We did use a lot of cigar boxes back in my childhood. Since my dad didn’t smoke cigars, I’m not sure where ours came from but they always seemed to be available. My first remembrance is of crayons kept in them after the original cardboard package gave out. They were also used at school for storing pencils, scissors, first-aid supplies and other stuff. I believe they served as jewelry boxes for some girls.

When Margaret and I started our first sewing project in 4-H we were supposed to get sewing boxes for our supplies. I think a few of the girls in the club had fancy baskets, but under Mom’s direction we made ours from cigar boxes. We covered our boxes in a light green cloth, and I can still picture them. They were nice looking and large enough to store our scissors, measuring tapes and other necessities. Our very first sewing projects were making felt needle cases and whatever kind of pincushions we wanted for our boxes.

Going through my mother’s possessions after her death, I came across a cigar box with small rocks gathered from trips to the mountains, another with sea shells, and one with old card decks. There were the Old Maid cards, battered from kids turning down the corners of the Old Maid to identify her, along with partial pitch and pinochle decks.

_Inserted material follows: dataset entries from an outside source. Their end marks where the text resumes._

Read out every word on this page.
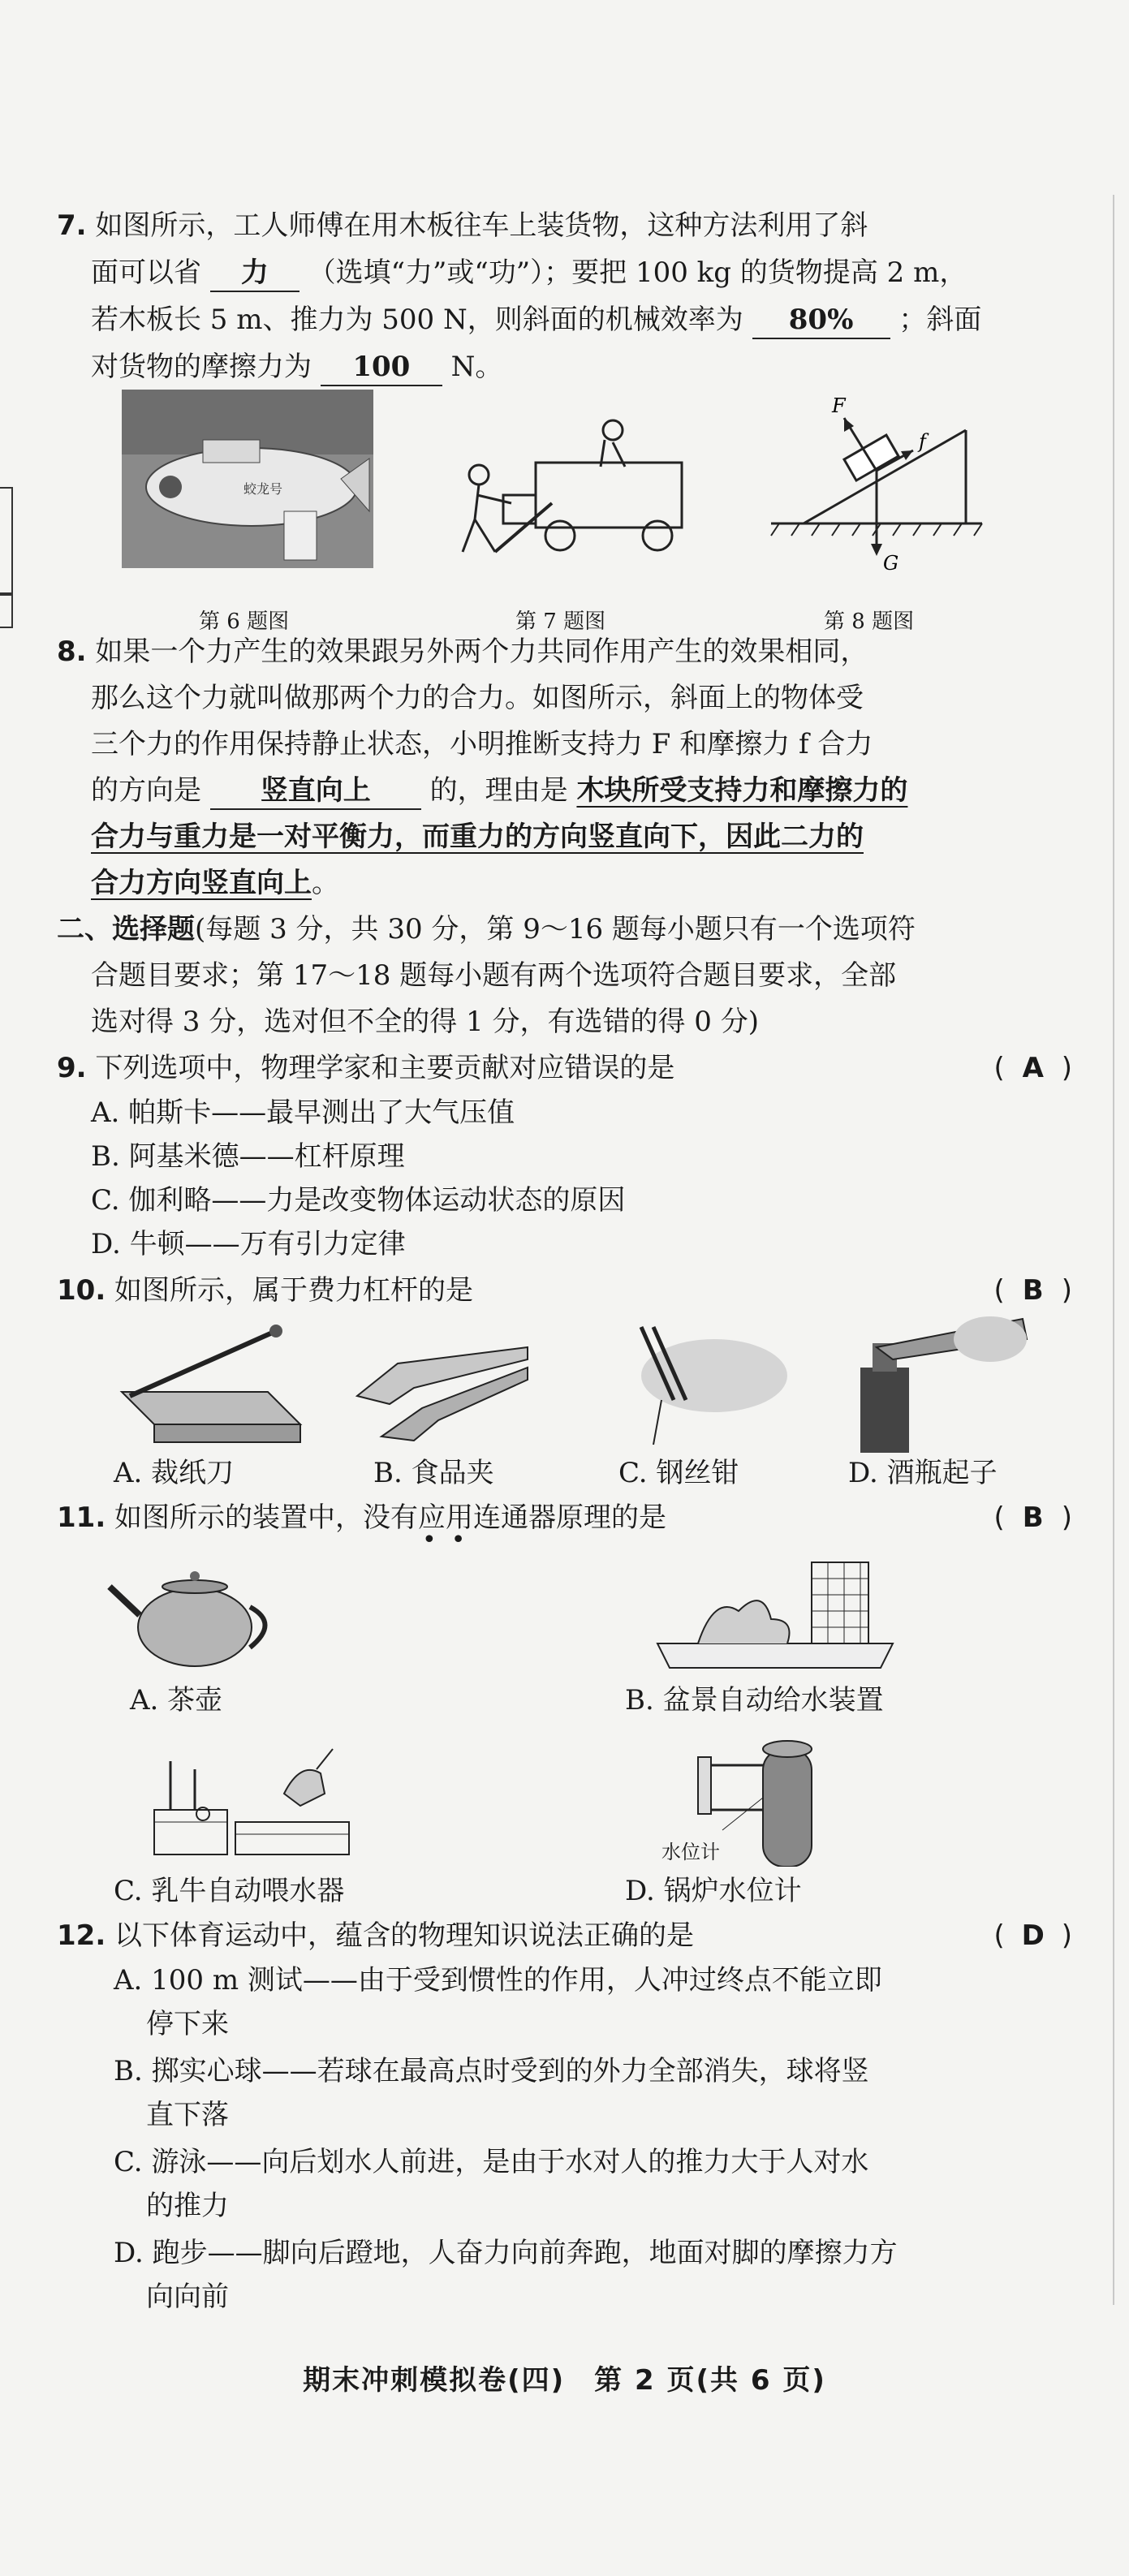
7. 如图所示，工人师傅在用木板往车上装货物，这种方法利用了斜
面可以省 力 （选填“力”或“功”）；要把 100 kg 的货物提高 2 m，
若木板长 5 m、推力为 500 N，则斜面的机械效率为 80% ；斜面
对货物的摩擦力为 100 N。
蛟龙号
F
f
G
第 6 题图	第 7 题图	第 8 题图
8. 如果一个力产生的效果跟另外两个力共同作用产生的效果相同，
那么这个力就叫做那两个力的合力。如图所示，斜面上的物体受
三个力的作用保持静止状态，小明推断支持力 F 和摩擦力 f 合力
的方向是 竖直向上 的，理由是 木块所受支持力和摩擦力的
合力与重力是一对平衡力，而重力的方向竖直向下，因此二力的
合力方向竖直向上。
二、选择题(每题 3 分，共 30 分，第 9～16 题每小题只有一个选项符
合题目要求；第 17～18 题每小题有两个选项符合题目要求，全部
选对得 3 分，选对但不全的得 1 分，有选错的得 0 分)
9. 下列选项中，物理学家和主要贡献对应错误的是	( A )
A. 帕斯卡——最早测出了大气压值
B. 阿基米德——杠杆原理
C. 伽利略——力是改变物体运动状态的原因
D. 牛顿——万有引力定律
10. 如图所示，属于费力杠杆的是	( B )
A. 裁纸刀	B. 食品夹	C. 钢丝钳	D. 酒瓶起子
11. 如图所示的装置中，没有应用连通器原理的是	( B )
••
A. 茶壶	B. 盆景自动给水装置
C. 乳牛自动喂水器
水位计
D. 锅炉水位计
12. 以下体育运动中，蕴含的物理知识说法正确的是	( D )
A. 100 m 测试——由于受到惯性的作用，人冲过终点不能立即
停下来
B. 掷实心球——若球在最高点时受到的外力全部消失，球将竖
直下落
C. 游泳——向后划水人前进，是由于水对人的推力大于人对水
的推力
D. 跑步——脚向后蹬地，人奋力向前奔跑，地面对脚的摩擦力方
向向前
期末冲刺模拟卷(四)　第 2 页(共 6 页)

There was one cigar box in remarkably good shape which I now have upstairs filled with small family mementos including the monogrammed pocket handkerchief of my great-grandfather who fought in the Civil War.

Syrup pails were prominent in usage too, back in the olden days. I think they were all Karo Syrup. I don’t remember any other brand making those tin buckets. Log Cabin Syrup made theirs in the shape of a log cabin, and I’ll bet those are really in demand now among collectors. There were too many Karo buckets for them to ever become rare.

Many a country school child carried lunch to school in one of those buckets. The lucky kids had the gallon size, but most used the smaller ones that resulted in crushed sandwiches and everything smelling of orange peel.

Guess what. I found some of those little buckets in my mother’s things too. One was really old, and I had a hard time prying the lid off. What I found inside were some little wool baby stockings and a fur collar for a child’s coat, probably stored in there to prevent moth damage. Another bucket was full of marbles. I cleaned those up and took them to one of those dealers who come around from time to time asking for old coins, jewelry and marbles. Unfortunately all of the marbles from my can were common with no value. Another bucket from Mom’s house was filled with buttons. Some of those were very nice, but most were ordinary ones cut from shirts and winter underwear. Everything was saved in those days.

I believe if those antique hunters on TV (The Pickers) had come to my mother’s basement they would have found plenty to take away with them. My sisters and I divided many of Mom’s things, we sold some, and now I have the rest in my upstairs or basement.